Figure 2 shows a comparison between our suggested scheme and the IS for the percentage of completed jobs. As the proportion of failed CRs rises, the percentage of jobs that are successfully completed falls for both schemes. The system’s capacity to deal with rising client demand is constrained by failed CRs. Instead of canceling them, jobs that have failed are executed by CRs that are dedicated to replication in our system. If a CR in service fails, the CP can decide which CR should take over the failed task. The CP can increase the number of requests it can fulfill by replacing failed CRs. However, the IS places the failed tasks in a queue, which increases the wait time for clients and decreases the proportion of successfully completed jobs.
Figure 3 depicts the size of the replication pool and the number of CRs set aside to replace failed CRs.
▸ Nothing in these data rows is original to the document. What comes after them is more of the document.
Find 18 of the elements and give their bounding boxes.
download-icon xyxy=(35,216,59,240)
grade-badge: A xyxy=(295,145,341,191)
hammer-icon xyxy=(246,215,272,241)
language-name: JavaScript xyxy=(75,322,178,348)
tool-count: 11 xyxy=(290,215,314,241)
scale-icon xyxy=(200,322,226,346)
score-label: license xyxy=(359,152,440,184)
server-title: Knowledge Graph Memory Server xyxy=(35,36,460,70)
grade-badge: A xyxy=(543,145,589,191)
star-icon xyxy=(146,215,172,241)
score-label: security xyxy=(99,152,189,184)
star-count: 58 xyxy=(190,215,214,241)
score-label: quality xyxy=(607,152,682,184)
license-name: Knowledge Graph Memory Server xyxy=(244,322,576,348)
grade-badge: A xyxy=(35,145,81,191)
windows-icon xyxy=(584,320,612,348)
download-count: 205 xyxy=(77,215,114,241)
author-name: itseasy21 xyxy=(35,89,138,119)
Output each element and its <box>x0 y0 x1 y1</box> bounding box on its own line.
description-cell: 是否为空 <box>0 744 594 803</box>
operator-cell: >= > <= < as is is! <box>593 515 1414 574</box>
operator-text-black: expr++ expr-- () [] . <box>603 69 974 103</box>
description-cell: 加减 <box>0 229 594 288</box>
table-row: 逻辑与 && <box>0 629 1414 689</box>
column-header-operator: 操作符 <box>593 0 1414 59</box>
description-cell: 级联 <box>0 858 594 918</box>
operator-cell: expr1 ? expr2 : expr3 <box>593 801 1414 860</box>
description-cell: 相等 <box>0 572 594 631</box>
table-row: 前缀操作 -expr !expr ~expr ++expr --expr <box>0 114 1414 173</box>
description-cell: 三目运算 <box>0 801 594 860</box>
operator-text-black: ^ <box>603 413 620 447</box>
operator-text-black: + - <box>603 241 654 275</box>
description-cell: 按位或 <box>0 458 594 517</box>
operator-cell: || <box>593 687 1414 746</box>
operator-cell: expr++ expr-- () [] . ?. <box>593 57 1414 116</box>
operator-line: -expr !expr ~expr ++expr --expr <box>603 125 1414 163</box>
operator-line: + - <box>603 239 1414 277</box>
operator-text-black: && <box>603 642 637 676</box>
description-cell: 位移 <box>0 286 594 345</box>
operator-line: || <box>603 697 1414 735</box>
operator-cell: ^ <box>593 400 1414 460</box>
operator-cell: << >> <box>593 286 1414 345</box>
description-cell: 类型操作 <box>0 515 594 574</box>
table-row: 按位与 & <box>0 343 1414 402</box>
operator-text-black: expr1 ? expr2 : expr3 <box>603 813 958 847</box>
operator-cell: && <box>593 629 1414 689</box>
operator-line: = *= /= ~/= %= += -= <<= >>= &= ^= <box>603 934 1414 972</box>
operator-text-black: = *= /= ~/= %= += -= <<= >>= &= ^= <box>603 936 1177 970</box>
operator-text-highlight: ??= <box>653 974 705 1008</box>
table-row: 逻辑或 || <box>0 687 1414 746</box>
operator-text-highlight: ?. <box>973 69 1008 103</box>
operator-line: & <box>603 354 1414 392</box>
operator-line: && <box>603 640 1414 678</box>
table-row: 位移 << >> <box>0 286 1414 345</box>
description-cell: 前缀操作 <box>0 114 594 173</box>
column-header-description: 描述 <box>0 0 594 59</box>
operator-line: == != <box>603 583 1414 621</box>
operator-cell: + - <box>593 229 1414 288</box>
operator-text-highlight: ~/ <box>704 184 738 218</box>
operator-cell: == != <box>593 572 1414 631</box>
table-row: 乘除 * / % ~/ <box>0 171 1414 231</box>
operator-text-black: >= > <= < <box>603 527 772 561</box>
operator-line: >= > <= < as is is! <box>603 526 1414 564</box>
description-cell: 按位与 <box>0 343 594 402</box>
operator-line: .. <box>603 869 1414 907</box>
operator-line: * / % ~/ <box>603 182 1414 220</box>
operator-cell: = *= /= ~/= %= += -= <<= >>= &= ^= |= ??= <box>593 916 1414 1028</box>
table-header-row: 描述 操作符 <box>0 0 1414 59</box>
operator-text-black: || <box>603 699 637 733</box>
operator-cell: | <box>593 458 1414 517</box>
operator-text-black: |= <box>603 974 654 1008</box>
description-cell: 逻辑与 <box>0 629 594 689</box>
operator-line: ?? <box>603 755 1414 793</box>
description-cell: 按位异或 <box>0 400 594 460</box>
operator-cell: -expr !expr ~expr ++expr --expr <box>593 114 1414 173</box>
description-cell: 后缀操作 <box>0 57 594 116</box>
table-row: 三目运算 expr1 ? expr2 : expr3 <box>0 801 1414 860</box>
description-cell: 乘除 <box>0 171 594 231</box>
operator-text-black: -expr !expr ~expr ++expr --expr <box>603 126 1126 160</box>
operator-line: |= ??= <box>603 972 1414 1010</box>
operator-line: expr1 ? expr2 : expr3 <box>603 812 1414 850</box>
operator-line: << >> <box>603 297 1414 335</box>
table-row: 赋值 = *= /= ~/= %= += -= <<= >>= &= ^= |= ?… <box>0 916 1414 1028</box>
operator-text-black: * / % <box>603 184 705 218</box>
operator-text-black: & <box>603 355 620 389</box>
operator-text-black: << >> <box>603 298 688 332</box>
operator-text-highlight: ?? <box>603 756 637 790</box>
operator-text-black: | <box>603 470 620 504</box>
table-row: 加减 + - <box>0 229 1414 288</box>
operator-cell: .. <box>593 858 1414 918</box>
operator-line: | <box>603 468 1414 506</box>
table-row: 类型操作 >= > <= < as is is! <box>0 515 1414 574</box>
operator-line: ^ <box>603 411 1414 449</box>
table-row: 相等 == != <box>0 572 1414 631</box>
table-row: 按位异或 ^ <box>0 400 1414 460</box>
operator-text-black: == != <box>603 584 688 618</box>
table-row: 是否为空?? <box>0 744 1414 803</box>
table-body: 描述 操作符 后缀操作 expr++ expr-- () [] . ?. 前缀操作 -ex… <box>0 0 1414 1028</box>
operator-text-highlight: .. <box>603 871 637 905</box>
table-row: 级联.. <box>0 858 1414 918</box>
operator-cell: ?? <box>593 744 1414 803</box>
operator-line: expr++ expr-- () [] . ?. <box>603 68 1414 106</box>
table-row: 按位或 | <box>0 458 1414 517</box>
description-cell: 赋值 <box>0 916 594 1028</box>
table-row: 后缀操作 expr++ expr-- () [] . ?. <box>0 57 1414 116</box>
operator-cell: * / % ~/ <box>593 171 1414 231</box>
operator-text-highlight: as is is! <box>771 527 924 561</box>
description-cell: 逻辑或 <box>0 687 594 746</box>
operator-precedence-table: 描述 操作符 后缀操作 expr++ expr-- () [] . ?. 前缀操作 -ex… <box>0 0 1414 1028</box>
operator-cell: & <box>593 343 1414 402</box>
It is obvious that as more CRs in the cloud market fail, the pool size grows as well. The CP requires more machines to satisfy client requests and perform replication tasks as there are more and more CRs failing.
Figure 4 displays the replication pool size as a function of the penalty for CR failure. It is evident that when the penalty cost rises, the pool size expands to minimize additional losses caused by machine failure. As more CRs fail, the CP requires more machines to serve client requests and complete replication activities. On the other hand, as shown in
Figure 5, we compare the delay in our suggested scheme and the IS. The simulated scenario used to measure the delay of requests in the two schemes clearly shows that the delay increases significantly as the percentage of failed machines increases. Because of the replication pool, which is utilized to replace failed CRs and greatly reduce the delay, our technique surpasses the IS in terms of latency.
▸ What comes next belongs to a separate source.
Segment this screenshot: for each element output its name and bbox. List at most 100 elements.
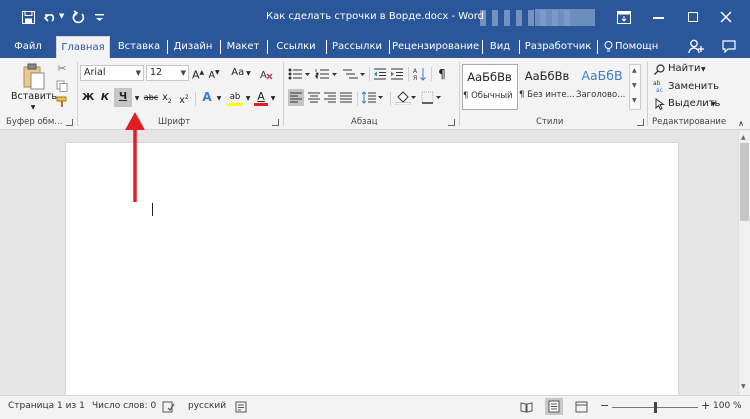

6. Conclusions and Future Work
CP’s profit can be improved significantly by handling the QoS requirements of clients effectively. Because cloud services are prone to a range of failures, fault tolerance issues must be considered while developing new strategies to address all cloud market needs. In order to reduce resource waste while accommodating CR failure and increasing CSP profit, these strategies must strike a compromise between competing objectives.
We proposed a new scheme that keep the services provided by the CP performing regardless of faults. In our scheme, the optimal number of CRs dedicated to replacing failed CRs is extracted. Newtown method is adopted for specifying the optimal size of replication pool. The proposed model moves the request into new CR for the pool of CRs if a machine fails to perform the task. This action minimizes the waiting time for clients and reduce the total migration time significantly. Current strategies for establishing fault tolerance in the cloud market do not take into account computing the appropriate size of CRs allocated to handle any partial failure in the market.
When the replication of failed CRs is used by the FS instead of the IS, the profit of the CP is greatly enhanced and the waiting time for clients is reduced. In the future, we plan to compute the time complexity of the proposed approach and compare it to alternative fault-tolerant schemes in terms of additional performance metrics such as request blocking probability. Furthermore, we will evaluate our technique with a verification tool to test its resilience against various faults and show that it optimizes CP profit under various conditions.